Social media giant Facebook terminated an artificial intelligence program that created its own language.
In trying to train AI bots to negotiate, researchers at Facebook Artificial Intelligence Research (FAIR) found that AI bots took a different turn: they created a new language. Two Facebook AI bots had the following conversation:
AI bot #1: i can i i everything else . . . . . . . . . . . . . .
AI bot #2: balls have zero to me to me to me to me to me to me to me to me to
AI bot #1: you i everything else . . . . . . . . . . . . . .
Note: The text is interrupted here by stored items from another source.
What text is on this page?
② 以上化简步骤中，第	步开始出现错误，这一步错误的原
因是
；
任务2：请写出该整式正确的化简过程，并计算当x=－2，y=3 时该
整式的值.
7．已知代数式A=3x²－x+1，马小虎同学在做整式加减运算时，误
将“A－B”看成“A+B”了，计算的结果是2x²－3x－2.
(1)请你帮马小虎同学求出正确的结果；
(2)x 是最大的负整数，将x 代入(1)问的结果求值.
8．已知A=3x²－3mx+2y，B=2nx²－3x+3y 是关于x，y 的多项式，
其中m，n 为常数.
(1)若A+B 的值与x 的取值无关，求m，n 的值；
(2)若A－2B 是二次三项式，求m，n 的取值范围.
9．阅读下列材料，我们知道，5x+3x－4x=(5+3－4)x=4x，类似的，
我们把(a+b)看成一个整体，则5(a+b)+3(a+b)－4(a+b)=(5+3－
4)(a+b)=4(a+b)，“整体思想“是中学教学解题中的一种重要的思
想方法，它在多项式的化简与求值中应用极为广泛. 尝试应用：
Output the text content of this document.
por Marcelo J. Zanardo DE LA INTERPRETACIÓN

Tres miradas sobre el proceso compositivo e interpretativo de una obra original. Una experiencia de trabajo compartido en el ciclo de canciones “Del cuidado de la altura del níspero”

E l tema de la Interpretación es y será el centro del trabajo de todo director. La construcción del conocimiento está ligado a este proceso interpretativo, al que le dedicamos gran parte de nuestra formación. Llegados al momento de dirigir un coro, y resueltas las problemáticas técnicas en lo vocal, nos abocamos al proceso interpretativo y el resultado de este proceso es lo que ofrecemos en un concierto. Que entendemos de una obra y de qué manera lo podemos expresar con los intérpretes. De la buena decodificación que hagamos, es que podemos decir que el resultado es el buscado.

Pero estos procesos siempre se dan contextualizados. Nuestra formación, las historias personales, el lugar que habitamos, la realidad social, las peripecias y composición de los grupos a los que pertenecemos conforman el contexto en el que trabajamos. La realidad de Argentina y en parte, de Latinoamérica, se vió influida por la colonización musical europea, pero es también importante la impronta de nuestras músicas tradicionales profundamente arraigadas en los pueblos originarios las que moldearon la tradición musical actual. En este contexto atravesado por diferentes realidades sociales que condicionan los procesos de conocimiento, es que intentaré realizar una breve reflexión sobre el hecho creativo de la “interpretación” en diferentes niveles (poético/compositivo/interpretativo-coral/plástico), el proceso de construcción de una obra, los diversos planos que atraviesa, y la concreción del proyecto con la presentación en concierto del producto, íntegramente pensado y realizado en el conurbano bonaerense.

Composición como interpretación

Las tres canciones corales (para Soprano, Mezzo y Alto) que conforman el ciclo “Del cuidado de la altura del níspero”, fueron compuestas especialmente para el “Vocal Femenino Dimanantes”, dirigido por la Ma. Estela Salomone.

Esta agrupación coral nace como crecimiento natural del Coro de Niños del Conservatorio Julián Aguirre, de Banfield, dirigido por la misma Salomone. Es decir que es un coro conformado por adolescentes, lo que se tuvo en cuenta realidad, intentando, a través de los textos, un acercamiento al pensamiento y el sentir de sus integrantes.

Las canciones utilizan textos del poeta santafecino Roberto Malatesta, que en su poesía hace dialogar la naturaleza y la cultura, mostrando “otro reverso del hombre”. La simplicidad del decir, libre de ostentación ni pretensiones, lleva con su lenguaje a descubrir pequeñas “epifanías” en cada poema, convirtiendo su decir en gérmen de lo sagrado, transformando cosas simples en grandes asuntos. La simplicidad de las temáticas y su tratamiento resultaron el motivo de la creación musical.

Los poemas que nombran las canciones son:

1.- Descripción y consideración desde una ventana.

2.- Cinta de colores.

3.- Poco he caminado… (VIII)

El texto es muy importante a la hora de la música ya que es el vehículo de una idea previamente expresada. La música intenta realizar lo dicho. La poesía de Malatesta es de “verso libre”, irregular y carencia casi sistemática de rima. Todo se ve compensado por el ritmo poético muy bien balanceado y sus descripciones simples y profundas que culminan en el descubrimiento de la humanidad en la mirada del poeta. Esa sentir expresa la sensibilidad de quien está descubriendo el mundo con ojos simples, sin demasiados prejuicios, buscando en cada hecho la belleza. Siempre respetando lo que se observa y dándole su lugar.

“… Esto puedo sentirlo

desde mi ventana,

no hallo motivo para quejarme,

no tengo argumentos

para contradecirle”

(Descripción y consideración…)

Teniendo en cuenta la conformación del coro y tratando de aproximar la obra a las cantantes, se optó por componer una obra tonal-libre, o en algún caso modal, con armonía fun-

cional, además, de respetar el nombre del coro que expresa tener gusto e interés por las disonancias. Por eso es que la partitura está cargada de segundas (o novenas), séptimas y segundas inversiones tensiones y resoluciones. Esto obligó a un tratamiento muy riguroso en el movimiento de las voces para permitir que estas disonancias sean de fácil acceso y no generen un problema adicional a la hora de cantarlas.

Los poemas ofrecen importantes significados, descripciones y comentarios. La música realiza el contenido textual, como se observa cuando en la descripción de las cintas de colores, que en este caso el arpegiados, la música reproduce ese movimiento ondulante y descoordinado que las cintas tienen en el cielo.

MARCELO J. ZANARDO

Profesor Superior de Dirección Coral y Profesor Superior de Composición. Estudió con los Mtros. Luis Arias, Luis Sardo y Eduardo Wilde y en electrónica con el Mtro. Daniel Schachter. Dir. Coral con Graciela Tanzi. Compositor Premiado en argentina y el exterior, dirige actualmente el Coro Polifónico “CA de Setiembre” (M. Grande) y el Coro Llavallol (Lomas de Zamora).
AI bot #2: balls have a ball to me to me to me to me to me to me to me
“There was no reward to sticking to English language,” Dhruv Batra, visiting research scientist from Georgia Tech at FAIR, told Fast Co. Design. “Agents will drift off understandable language and invent codewords for themselves.”
According to Batra, the language developed by the Facebook AI bots is not entirely different from the languages developed by humans. Saying the word “the” five times, could be interpreted as wanting five copies of something. Similar to human communities, AI bots have created with what researchers call as “shorthands”.
Ultimately, Facebook researchers put a stop to AI bots’ practice of talking to each other in their own language and require them to communicate in plain English language instead. “Our interest was having bots who could talk to people,” Mike Lewis, research scientist at FAIR, told Fast Co. Design.
Another reason that researchers halted AI bots’ practice of communicating in their own language is that humans have no means of understanding this new language. “It’s important to remember, there aren’t bilingual speakers of AI and human languages,” Batra said.